According to a 2023 survey by Deloitte on consumer attitudes to sustainability, 12% of 2,000 UK adults in July 2023 had switched some or all of their personal financial investments to more ethical or sustainable investment options.
The UK’s financial services watchdog, the Financial Conduct Authority (FCA), believes investors lack confidence in the sustainability-related claims made about investments.
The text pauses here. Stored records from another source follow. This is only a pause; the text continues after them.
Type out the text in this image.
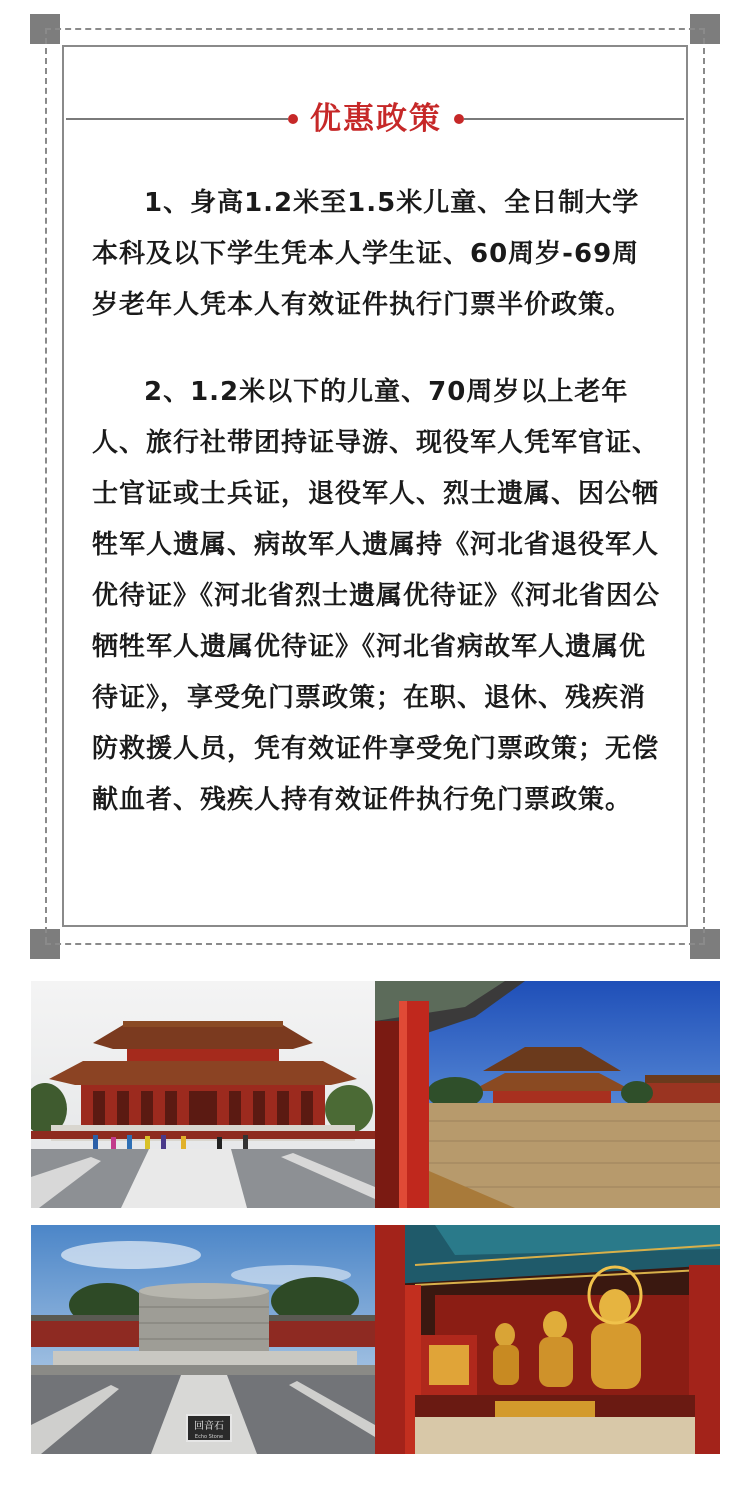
优惠政策

1、身高1.2米至1.5米儿童、全日制大学本科及以下学生凭本人学生证、60周岁-69周岁老年人凭本人有效证件执行门票半价政策。

2、1.2米以下的儿童、70周岁以上老年人、旅行社带团持证导游、现役军人凭军官证、士官证或士兵证，退役军人、烈士遗属、因公牺牲军人遗属、病故军人遗属持《河北省退役军人优待证》《河北省烈士遗属优待证》《河北省因公牺牲军人遗属优待证》《河北省病故军人遗属优待证》，享受免门票政策；在职、退休、残疾消防救援人员，凭有效证件享受免门票政策；无偿献血者、残疾人持有效证件执行免门票政策。

回音石
Echo Stone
Its policy statement on Sustainability Disclosure Requirements (SDR) and investment labels (PS23/16) cites 2022 research conducted by Boring Money, which finds that 70% of respondents don’t believe all investments are as sustainable as they claim to be.
PS23/16 is the result of two years of consultation, begun in 2021 when the government, in conjunction with the FCA, announced the sector would be subject to SDR, with the goal of assisting consumers to make more informed decisions about their investments and to help boost the credibility of the financial sector.
A new regime
The cornerstones of the FCA’s package of measures are an anti-greenwashing rule and four investment labels for asset managers to use to help consumers navigate the investment product landscape.
The package includes rules surrounding the naming and marketing of sustainable investment products, the provision of consumer-facing information, detailed information for institutional investors, and requirements for distributors to ensure product-level information is made available to consumers.
PS23/16 states that firms must prepare to meet the relevant requirements within the implementation timelines, which begin with the anti-greenwashing rule on 31 May 2024 and run through to the end of 2025 for product-level disclosures and the end of 2026 for smaller firms’ entity-level disclosures.